Kenya stares at bleak outlook next year after election fiasco

Bloomberg

Kenya is facing an economic storm in 2018 in the aftermath of two disputed elections. Saddled with the triple threat of austerity measures to pay for those votes, slowing credit growth and new accounting rules
for banks, Kenya now risks missing the
government’s forecast for 6 percent economic growth next year, according to lenders including Nairobi-based Stanbic Bank Kenya Ltd. Investec Bank Ltd. strategist Chris Becker says expansion could
slow to as little as 1 percent.
“With growing headwinds, there is no longer any room for complacency,” said Ronak Gopaldas, an independent analyst, formerly at FirstRand Ltd.’s investment banking unit in Johannesburg. The new administration should “refocus its attention to the economy, which has been on the back-burner for the better part of the year,” he said. The country’s Treasury has already cut this year’s growth target to 5 percent from 5.9 percent as the protracted election furor damped investment and a drought curbed farm output.

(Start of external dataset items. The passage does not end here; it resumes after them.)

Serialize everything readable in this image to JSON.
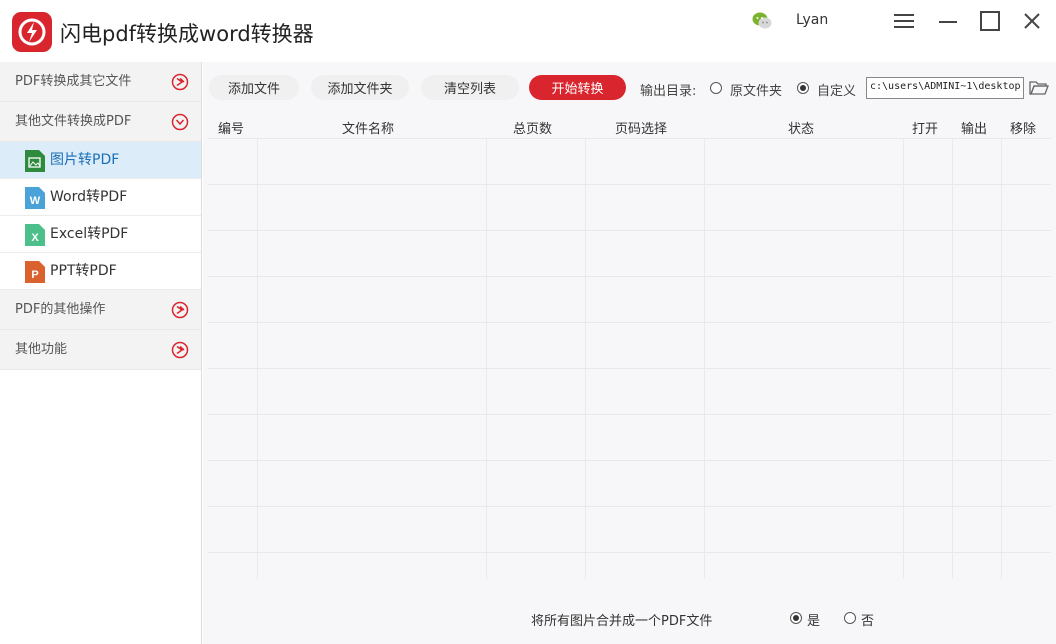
{
  "app": {
    "title": "闪电pdf转换成word转换器",
    "username": "Lyan"
  },
  "colors": {
    "brand_red": "#d9262e",
    "active_bg": "#dcecf9",
    "active_text": "#1a6fb5"
  },
  "sidebar": {
    "categories": [
      {
        "label": "PDF转换成其它文件",
        "icon": "arrow-right-circle-icon"
      },
      {
        "label": "其他文件转换成PDF",
        "icon": "arrow-down-circle-icon"
      },
      {
        "label": "PDF的其他操作",
        "icon": "arrow-right-circle-icon"
      },
      {
        "label": "其他功能",
        "icon": "arrow-right-circle-icon"
      }
    ],
    "items": [
      {
        "label": "图片转PDF",
        "icon": "image-file-icon",
        "active": true
      },
      {
        "label": "Word转PDF",
        "icon": "word-file-icon",
        "active": false
      },
      {
        "label": "Excel转PDF",
        "icon": "excel-file-icon",
        "active": false
      },
      {
        "label": "PPT转PDF",
        "icon": "ppt-file-icon",
        "active": false
      }
    ]
  },
  "toolbar": {
    "add_file": "添加文件",
    "add_folder": "添加文件夹",
    "clear_list": "清空列表",
    "start_convert": "开始转换",
    "output_label": "输出目录:",
    "opt_original": "原文件夹",
    "opt_custom": "自定义",
    "selected_output": "自定义",
    "path_value": "c:\\users\\ADMINI~1\\desktop"
  },
  "table": {
    "columns": [
      "编号",
      "文件名称",
      "总页数",
      "页码选择",
      "状态",
      "打开",
      "输出",
      "移除"
    ],
    "rows": []
  },
  "footer": {
    "merge_label": "将所有图片合并成一个PDF文件",
    "opt_yes": "是",
    "opt_no": "否",
    "selected": "是"
  }
}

Now key indicators for East Africa’s largest economy, the regional hub for multinationals including IBM Corp. and Toyota Motor Corp., are flashing warnings signs, with the latest Purchasing Managers’ Index, a measure of private-sector activity, falling to a record low and bank loans growing the slowest in more than a decade.

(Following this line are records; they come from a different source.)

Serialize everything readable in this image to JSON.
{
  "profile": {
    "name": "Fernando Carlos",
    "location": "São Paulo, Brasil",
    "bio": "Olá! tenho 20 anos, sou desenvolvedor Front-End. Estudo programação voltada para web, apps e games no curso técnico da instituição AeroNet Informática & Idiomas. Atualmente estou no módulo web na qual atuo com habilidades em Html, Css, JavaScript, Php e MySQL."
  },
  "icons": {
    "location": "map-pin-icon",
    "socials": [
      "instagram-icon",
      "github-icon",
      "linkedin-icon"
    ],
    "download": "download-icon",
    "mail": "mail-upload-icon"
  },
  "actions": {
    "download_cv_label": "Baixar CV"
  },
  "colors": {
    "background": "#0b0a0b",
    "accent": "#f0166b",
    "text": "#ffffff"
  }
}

After a court annulled an Aug. 8 election, Kenya held a rerun of the vote on Oct. 26, that was boycotted by the main opposition coalition. President Uhuru Kenyatta’s Jubilee Party also won the second ballot, which is now being challenged in the Supreme Court.
The nation’s 2.6 trillion-shilling ($25.1 billion) budget was amended to include “austerity measures” for the current fiscal year to accommodate unplanned expenditures such as the rerun of the election, Treasury Secretary Henry Rotich said in September.
The Treasury has revised its 2017-18 budget deficit forecast to 8.5 percent of gross domestic product from 6.8 percent. The government recorded a 9.2 percent shortfall in year through June 2017.
Any reduction in government spending is likely to stunt growth, unless alternative sources of investment are found, said David Willacy, a foreign-exchange trader at London-based INTL FCStone Ltd. in London.